Wednesday, October 26, 2016

Hiking near Zion National Park: water in the desert

                                          

While hiking in Snow Canyon State Park and Zion National Park, I have been learning about how to track water in the desert.


I do not mean finding water to drink in the desert, although certainly after a mountain thunderstorm there are pools and grateful visitors everywhere.


I refer instead to the way that water leaves its imprint everywhere, since of course the desert is all about water: where it was, where it might come again, where it is not now.


Water created the grandest sculpture between 1.4 million and 27 thousand years ago in Snow Canyon. Rivers cut canyons which in turn filled with lava.  The presence of lava then re-directed the flow of water which cut new canyons.  So as we hike among lava covered caps of  Navajo sandstone, we are actually climbing up to the floors of ancient canyons.


The lava covered this ancient sand sea, and was so hot that it turned the sand into sandstone, creating petrified dunes of rock, which are now eroded into fantastic shapes and spires.


There are lots of tracks to be seen of water eroding stone,


but I did not know that the different stripes of color on the sandstone are created by minerals carried in flash floods, and by water leeching out iron from the rocks.
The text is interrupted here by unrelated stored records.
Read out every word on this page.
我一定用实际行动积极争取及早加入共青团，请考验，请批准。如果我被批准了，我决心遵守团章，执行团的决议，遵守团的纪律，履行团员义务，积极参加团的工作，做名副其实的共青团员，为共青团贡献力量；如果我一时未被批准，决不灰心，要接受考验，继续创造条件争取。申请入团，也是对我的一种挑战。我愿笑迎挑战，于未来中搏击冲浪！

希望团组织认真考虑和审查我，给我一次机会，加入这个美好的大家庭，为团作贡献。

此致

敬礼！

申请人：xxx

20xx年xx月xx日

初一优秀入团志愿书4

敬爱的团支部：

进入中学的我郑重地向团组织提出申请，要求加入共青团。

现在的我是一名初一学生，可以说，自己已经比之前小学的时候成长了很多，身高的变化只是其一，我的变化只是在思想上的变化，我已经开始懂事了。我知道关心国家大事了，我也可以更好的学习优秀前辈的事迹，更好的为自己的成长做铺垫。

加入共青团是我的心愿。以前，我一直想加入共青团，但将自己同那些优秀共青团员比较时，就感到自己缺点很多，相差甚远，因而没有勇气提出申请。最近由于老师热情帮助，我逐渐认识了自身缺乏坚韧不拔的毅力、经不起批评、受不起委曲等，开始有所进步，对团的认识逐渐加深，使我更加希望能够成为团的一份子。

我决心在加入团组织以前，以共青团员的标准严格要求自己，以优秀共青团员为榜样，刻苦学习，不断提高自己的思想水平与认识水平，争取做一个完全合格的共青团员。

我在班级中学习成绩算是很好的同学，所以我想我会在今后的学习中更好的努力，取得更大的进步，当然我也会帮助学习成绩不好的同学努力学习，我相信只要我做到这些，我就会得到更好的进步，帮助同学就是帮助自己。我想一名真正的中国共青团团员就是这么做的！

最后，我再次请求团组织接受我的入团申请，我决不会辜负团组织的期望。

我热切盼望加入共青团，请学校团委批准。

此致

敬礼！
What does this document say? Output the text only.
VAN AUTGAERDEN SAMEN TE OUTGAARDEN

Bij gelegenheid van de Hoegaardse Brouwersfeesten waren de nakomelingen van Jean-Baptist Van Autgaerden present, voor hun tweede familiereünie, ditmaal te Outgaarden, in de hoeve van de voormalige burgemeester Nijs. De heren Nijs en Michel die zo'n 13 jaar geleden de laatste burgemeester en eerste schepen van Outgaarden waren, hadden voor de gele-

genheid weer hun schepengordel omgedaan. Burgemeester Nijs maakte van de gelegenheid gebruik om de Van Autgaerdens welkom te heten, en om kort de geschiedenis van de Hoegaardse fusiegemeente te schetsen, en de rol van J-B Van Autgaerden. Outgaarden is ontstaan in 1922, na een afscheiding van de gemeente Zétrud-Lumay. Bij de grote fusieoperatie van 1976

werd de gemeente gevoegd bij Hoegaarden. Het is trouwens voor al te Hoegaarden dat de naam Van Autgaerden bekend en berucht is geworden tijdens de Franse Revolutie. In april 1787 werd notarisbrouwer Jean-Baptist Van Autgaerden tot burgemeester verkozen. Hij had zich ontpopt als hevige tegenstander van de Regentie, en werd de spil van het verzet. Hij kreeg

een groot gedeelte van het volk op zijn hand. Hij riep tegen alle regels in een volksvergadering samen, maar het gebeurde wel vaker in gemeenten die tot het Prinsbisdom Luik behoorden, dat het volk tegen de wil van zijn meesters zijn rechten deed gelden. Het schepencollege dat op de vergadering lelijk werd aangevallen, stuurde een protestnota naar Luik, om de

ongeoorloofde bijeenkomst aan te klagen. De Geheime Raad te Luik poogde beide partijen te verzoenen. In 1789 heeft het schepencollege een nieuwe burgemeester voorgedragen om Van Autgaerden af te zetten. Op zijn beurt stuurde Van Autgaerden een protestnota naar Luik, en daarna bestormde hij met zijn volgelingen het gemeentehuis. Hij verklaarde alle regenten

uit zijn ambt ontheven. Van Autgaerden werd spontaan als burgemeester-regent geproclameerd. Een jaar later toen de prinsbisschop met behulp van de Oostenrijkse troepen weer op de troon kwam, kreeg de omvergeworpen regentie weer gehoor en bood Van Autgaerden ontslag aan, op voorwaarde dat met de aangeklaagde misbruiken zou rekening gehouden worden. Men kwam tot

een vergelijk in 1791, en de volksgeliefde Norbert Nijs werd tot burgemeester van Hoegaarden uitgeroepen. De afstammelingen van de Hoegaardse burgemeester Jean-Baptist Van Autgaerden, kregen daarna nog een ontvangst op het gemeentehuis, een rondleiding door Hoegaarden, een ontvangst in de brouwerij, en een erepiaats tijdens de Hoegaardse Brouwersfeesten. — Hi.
Of course there is water in the desert.  Each moment of every day the Santa Clara river cuts this canyon, and its cool shade is home to an entirely different ecosystem of plants, birds and animals.


Yet as I climb the rim rock to a high vista, I think the water tracks in stone are like the tracking of inner wisdom in a Journey Oracle reading. One feels the mystery of something near, and can still hear the echo of its power.